Real compassion can only arise out of being willing to feel pain. As long as we refuse to feel pain, we won’t be able to feel any real compassion for ourselves or others. Compassion literally means “suffering with” — being a friend and companion to the pain that’s involved in being human.

So it’s essentially quite simple: At the root of every psychological problem is a place where our sensitivity has been hurt, a place where we feel an “ouch.” All the complexity of our emotional reactions boils down to some “ouch” that needs to be uncovered, met, and treated with love and compassion.

This kind of acknowledgment and guidance is what we didn’t get to begin with—which is why we froze up around our pain. Meeting and touching our pain with the warmth of the heart allows our frozen defenses to melt. This melting plays a central role not only in emotional healing, but also in spiritual development, for it reveals our very nature as openness.

If you find yourself intensely resisting your pain, this doesn’t need to be a problem. You can simply turn toward the resistance itself, and feel that. Feeling the resistance to feeling starts to bring compassion along.

Acknowledging the felt presence of the resistance is the first step in making friends with it: “Ok, there is resistance— part of me is resisting what I feel. This part of me doesn't want to feel. It doesn't trust feelings. It’s afraid of losing control. Poor thing—it wants to be the grand Wizard of Oz and escape from its ordinary humanness.” In this way, gently feeling and acknowledging the suffering of disconnection can touch our heart and give rise to self-compassion.

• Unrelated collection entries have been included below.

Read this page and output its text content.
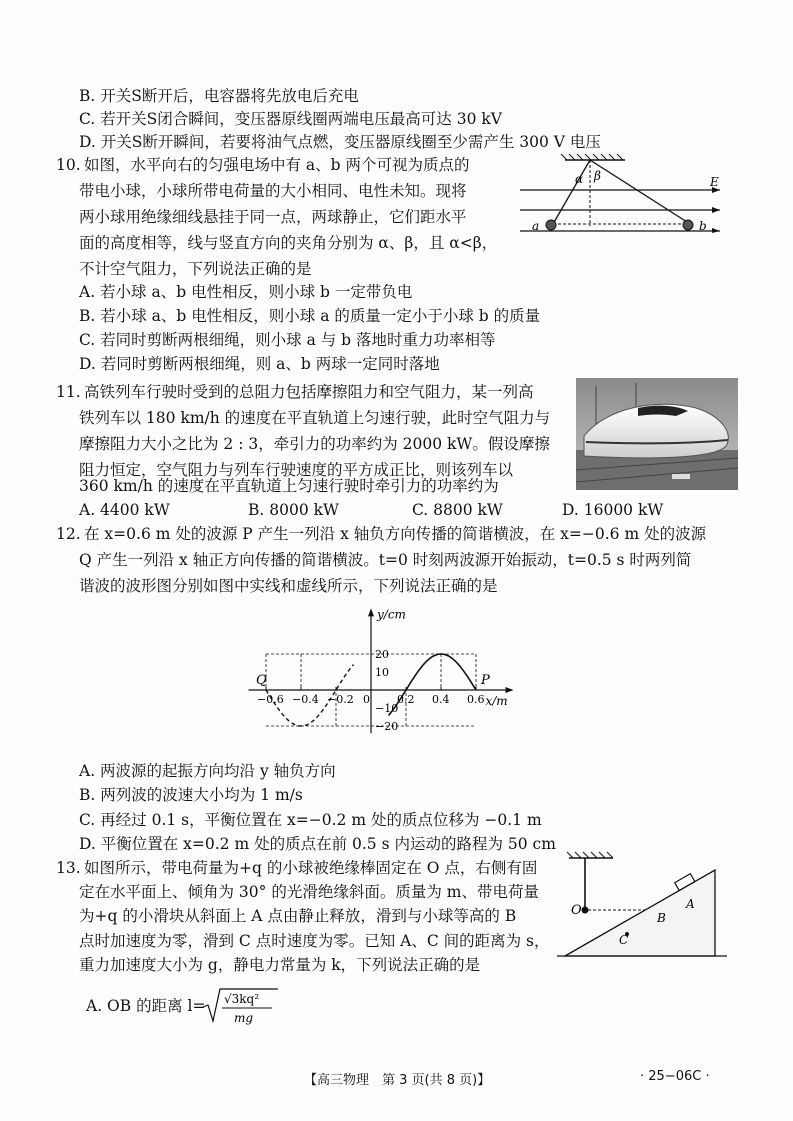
B. 开关S断开后，电容器将先放电后充电
C. 若开关S闭合瞬间，变压器原线圈两端电压最高可达 30 kV
D. 开关S断开瞬间，若要将油气点燃，变压器原线圈至少需产生 300 V 电压
10. 如图，水平向右的匀强电场中有 a、b 两个可视为质点的
带电小球，小球所带电荷量的大小相同、电性未知。现将
两小球用绝缘细线悬挂于同一点，两球静止，它们距水平
面的高度相等，线与竖直方向的夹角分别为 α、β，且 α<β，
不计空气阻力，下列说法正确的是
A. 若小球 a、b 电性相反，则小球 b 一定带负电
B. 若小球 a、b 电性相反，则小球 a 的质量一定小于小球 b 的质量
C. 若同时剪断两根细绳，则小球 a 与 b 落地时重力功率相等
D. 若同时剪断两根细绳，则 a、b 两球一定同时落地
α β	E
a	b
11. 高铁列车行驶时受到的总阻力包括摩擦阻力和空气阻力，某一列高
铁列车以 180 km/h 的速度在平直轨道上匀速行驶，此时空气阻力与
摩擦阻力大小之比为 2 : 3，牵引力的功率约为 2000 kW。假设摩擦
阻力恒定，空气阻力与列车行驶速度的平方成正比，则该列车以
360 km/h 的速度在平直轨道上匀速行驶时牵引力的功率约为
A. 4400 kW	B. 8000 kW	C. 8800 kW	D. 16000 kW
12. 在 x=0.6 m 处的波源 P 产生一列沿 x 轴负方向传播的简谐横波，在 x=−0.6 m 处的波源
Q 产生一列沿 x 轴正方向传播的简谐横波。t=0 时刻两波源开始振动，t=0.5 s 时两列简
谐波的波形图分别如图中实线和虚线所示，下列说法正确的是
−0.6 −0.4 −0.2 0 0.2 0.4 0.6
20
10
−10
−20
y/cm
x/m
Q	P
A. 两波源的起振方向均沿 y 轴负方向
B. 两列波的波速大小均为 1 m/s
C. 再经过 0.1 s，平衡位置在 x=−0.2 m 处的质点位移为 −0.1 m
D. 平衡位置在 x=0.2 m 处的质点在前 0.5 s 内运动的路程为 50 cm
13. 如图所示，带电荷量为+q 的小球被绝缘棒固定在 O 点，右侧有固
定在水平面上、倾角为 30° 的光滑绝缘斜面。质量为 m、带电荷量
为+q 的小滑块从斜面上 A 点由静止释放，滑到与小球等高的 B
点时加速度为零，滑到 C 点时速度为零。已知 A、C 间的距离为 s，
重力加速度大小为 g，静电力常量为 k，下列说法正确的是
A. OB 的距离 l= √3kq²
mg
O	A
B
C
【高三物理　第 3 页(共 8 页)】	· 25−06C ·
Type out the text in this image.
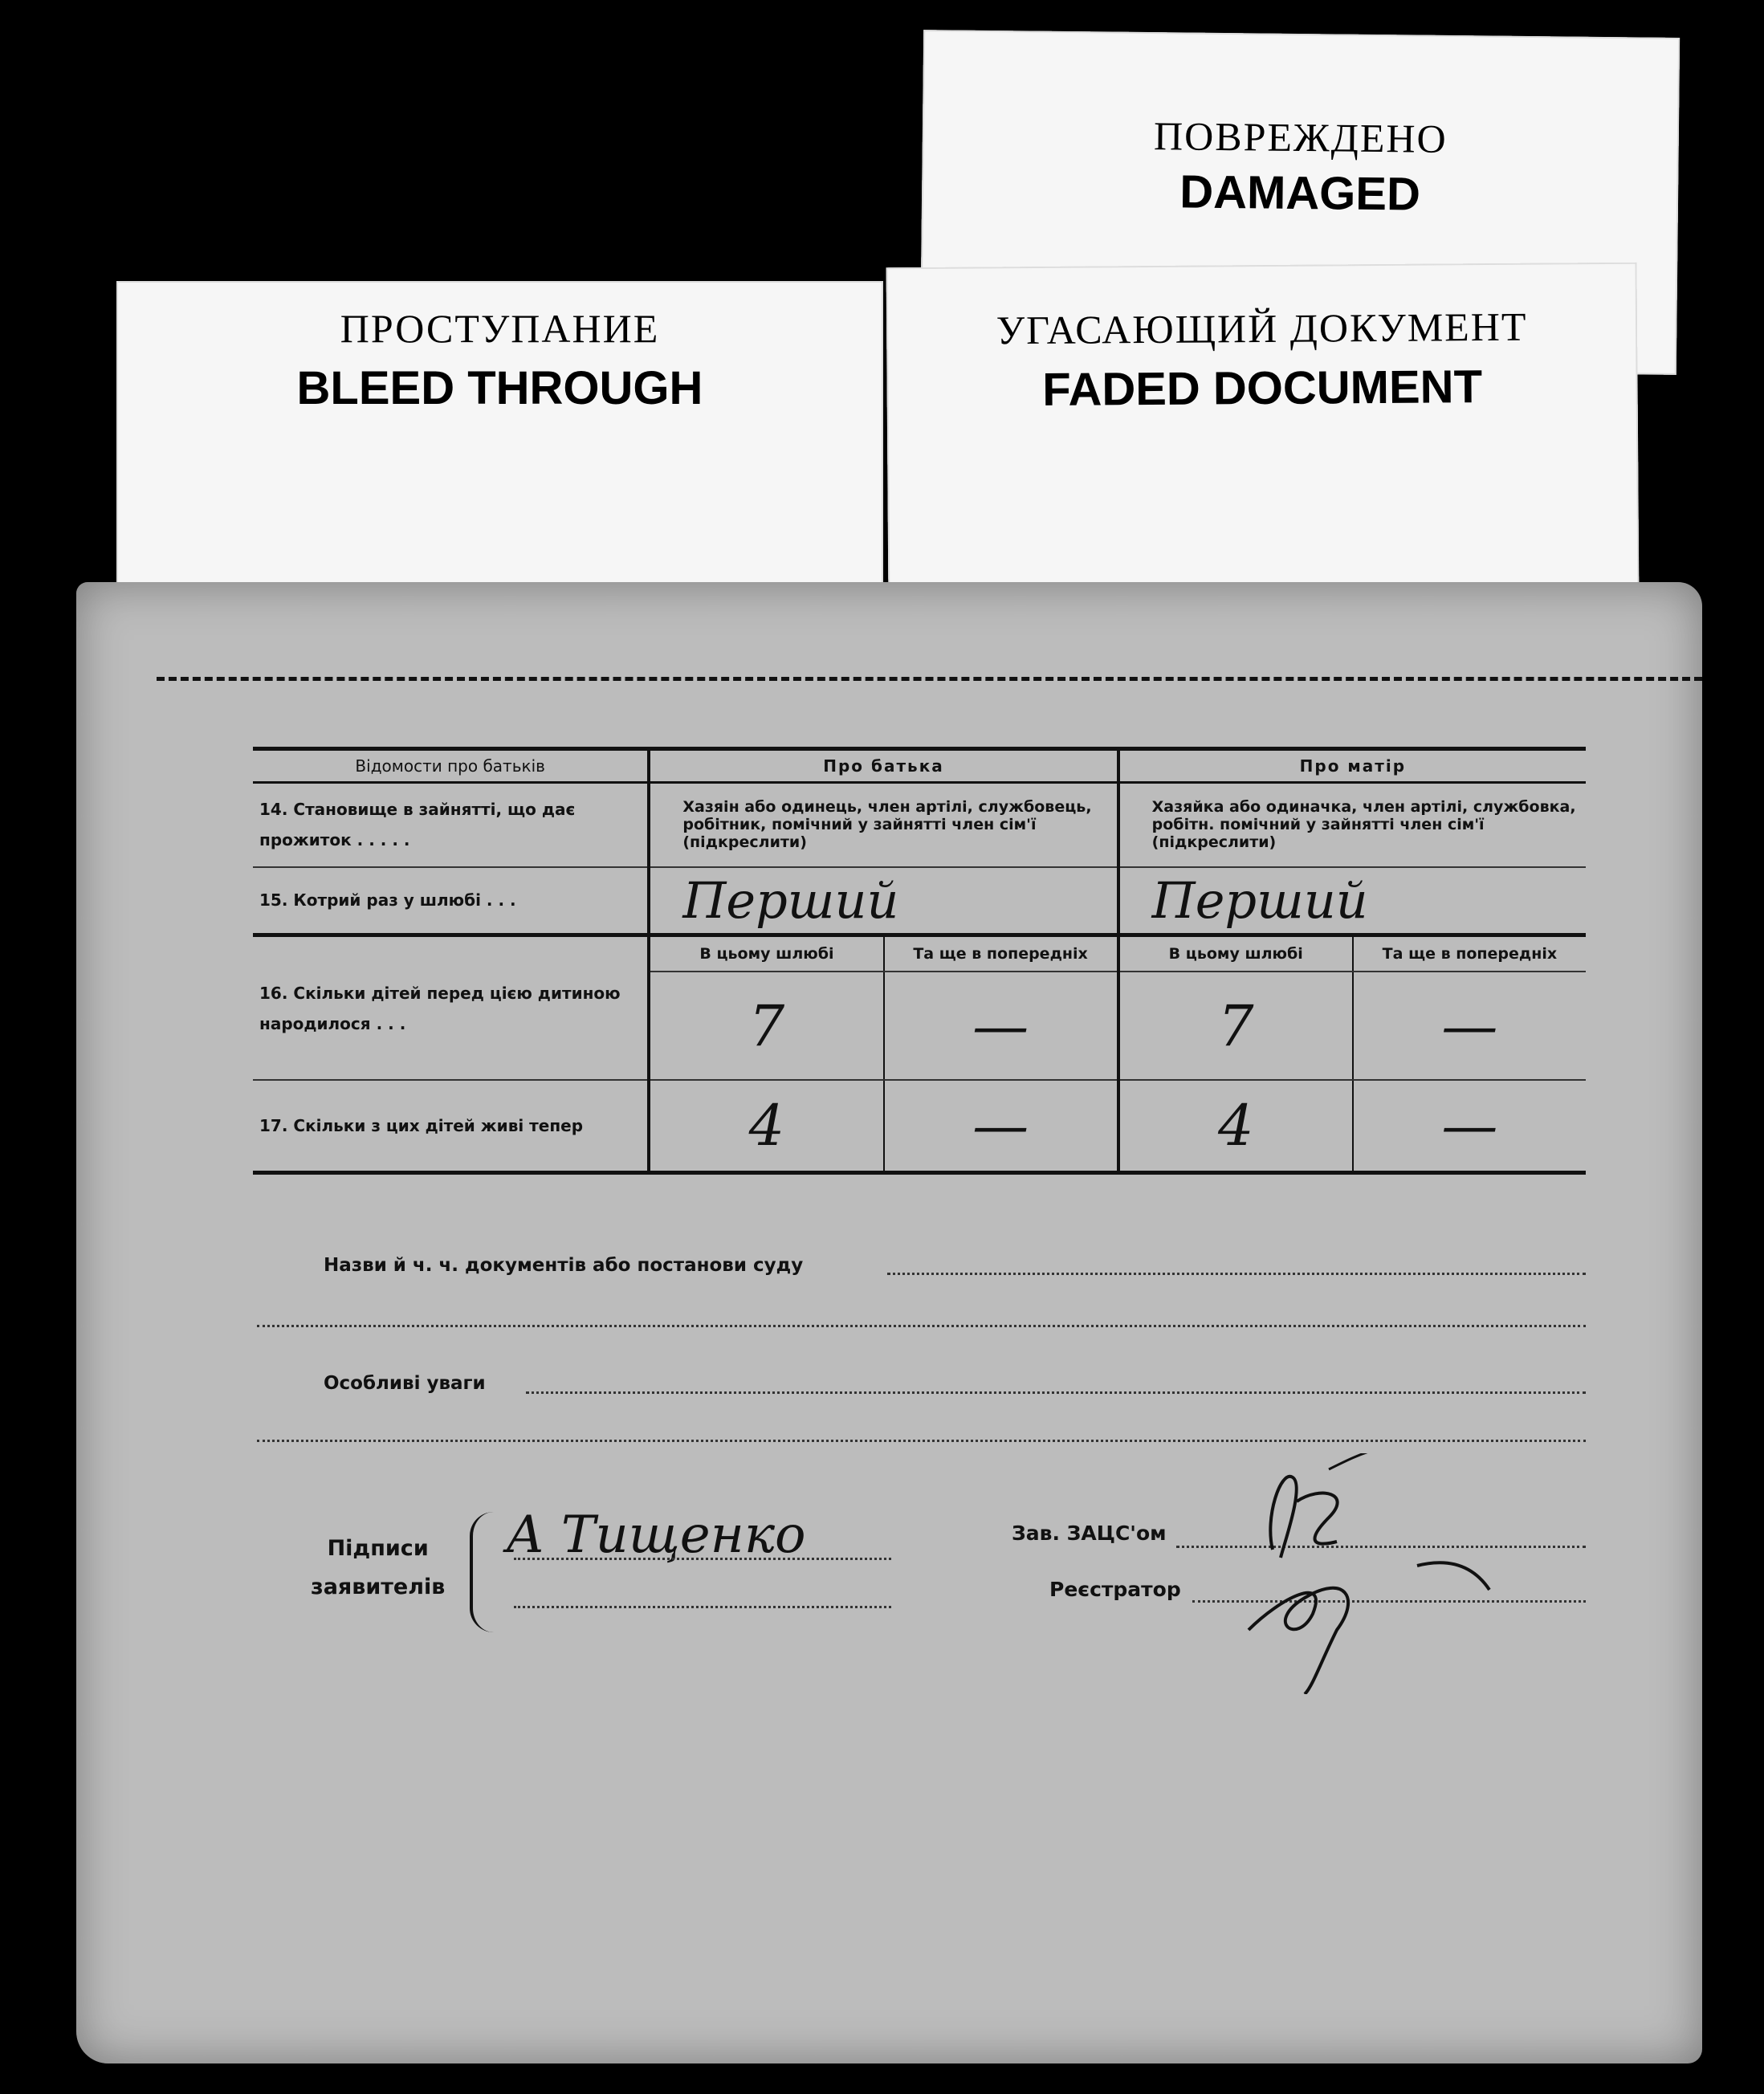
ПОВРЕЖДЕНО
DAMAGED
ПРОСТУПАНИЕ
BLEED THROUGH
УГАСАЮЩИЙ ДОКУМЕНТ
FADED DOCUMENT
Відомости про батьків	Про батька		Про матір	
14. Становище в зайнятті, що дає прожиток . . . . .	Хазяін або одинець, член артілі, службовець, робітник, помічний у зайнятті член сім'ї (підкреслити)		Хазяйка або одиначка, член артілі, службовка, робітн. помічний у зайнятті член сім'ї (підкреслити)	
15. Котрий раз у шлюбі . . .	Перший		Перший	
16. Скільки дітей перед цією дитиною народилося . . .	В цьому шлюбі	Та ще в попередніх	В цьому шлюбі	Та ще в попередніх
	7	—	7	—
17. Скільки з цих дітей живі тепер	4	—	4	—
Назви й ч. ч. документів або постанови суду
Особливі уваги
Підписи
заявителів
А Тищенко	Зав. ЗАЦС'ом
Реєстратор
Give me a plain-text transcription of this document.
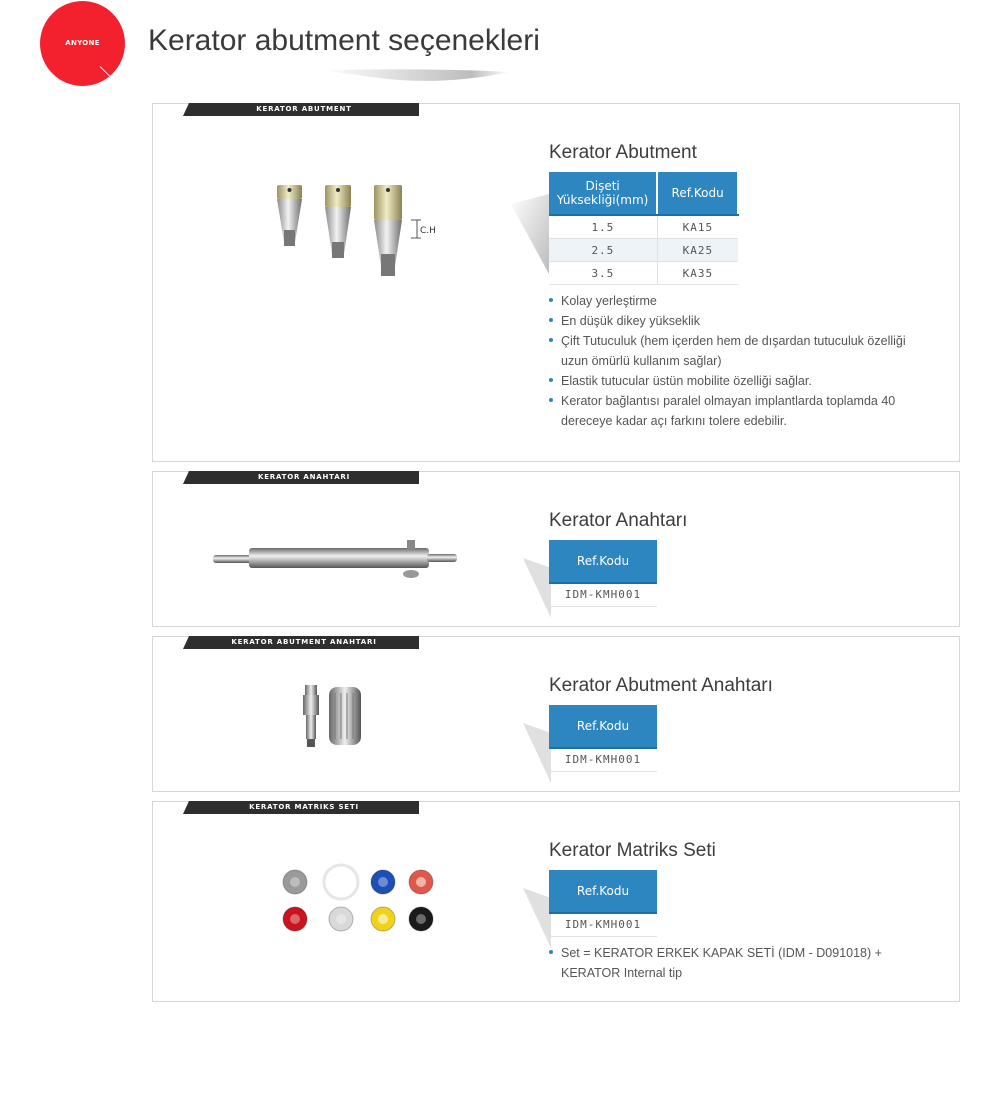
ANYONE	Kerator abutment seçenekleri
KERATOR ABUTMENT
C.H
Kerator Abutment
Dişeti Yüksekliği(mm)	Ref.Kodu
1.5	KA15
2.5	KA25
3.5	KA35
Kolay yerleştirme
En düşük dikey yükseklik
Çift Tutuculuk (hem içerden hem de dışardan tutuculuk özelliği uzun ömürlü kullanım sağlar)
Elastik tutucular üstün mobilite özelliği sağlar.
Kerator bağlantısı paralel olmayan implantlarda toplamda 40 dereceye kadar açı farkını tolere edebilir.
KERATOR ANAHTARI
Kerator Anahtarı
Ref.Kodu
IDM-KMH001
KERATOR ABUTMENT ANAHTARI
Kerator Abutment Anahtarı
Ref.Kodu
IDM-KMH001
KERATOR MATRIKS SETI
Kerator Matriks Seti
Ref.Kodu
IDM-KMH001
Set = KERATOR ERKEK KAPAK SETİ (IDM - D091018) + KERATOR Internal tip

Yet if we just remain stuck in resistance, or try to push it away, we only get swallowed up by it . It sticks to us like the tar baby or fly paper. What you resist persists.

The place to start is to notice the bodily sensations of how you presently feel. This brings you back to your immediate experience. Often people feel concerned that their feelings— such as “heaviness,” “tightness,” or “vulnerability”— will swallow them up. But it is not the feelings or sensations that will engulf you. Rather, what is overwhelming are the stories you invent about what the feelings mean about you. (“These feelings of depression mean that I’m no good.” “These fearful feelings mean that I’m a coward. ”) Yet the truth is much simpler: Your bodily felt experience is just the flow of life moving through you. And compassion for the hurt places inside will melt you and help you enter this flow.

Thus separating your feelings from your stories about them is an important step in freeing yourself from their grip. Then you can look further into your resistance with kind understanding, caring for the hurt places inside that are getting activated by your current situation.

Generating compassion is a practice. Just like meditation, it takes some intention and effort at first.  Even great spiritual masters have had their own struggles with being compassionate. So a good practice would be to affirm our intention by regularly reminding ourselves: “Even though I have a hard time opening to my pain, my intention is to meet it with love and compassion.”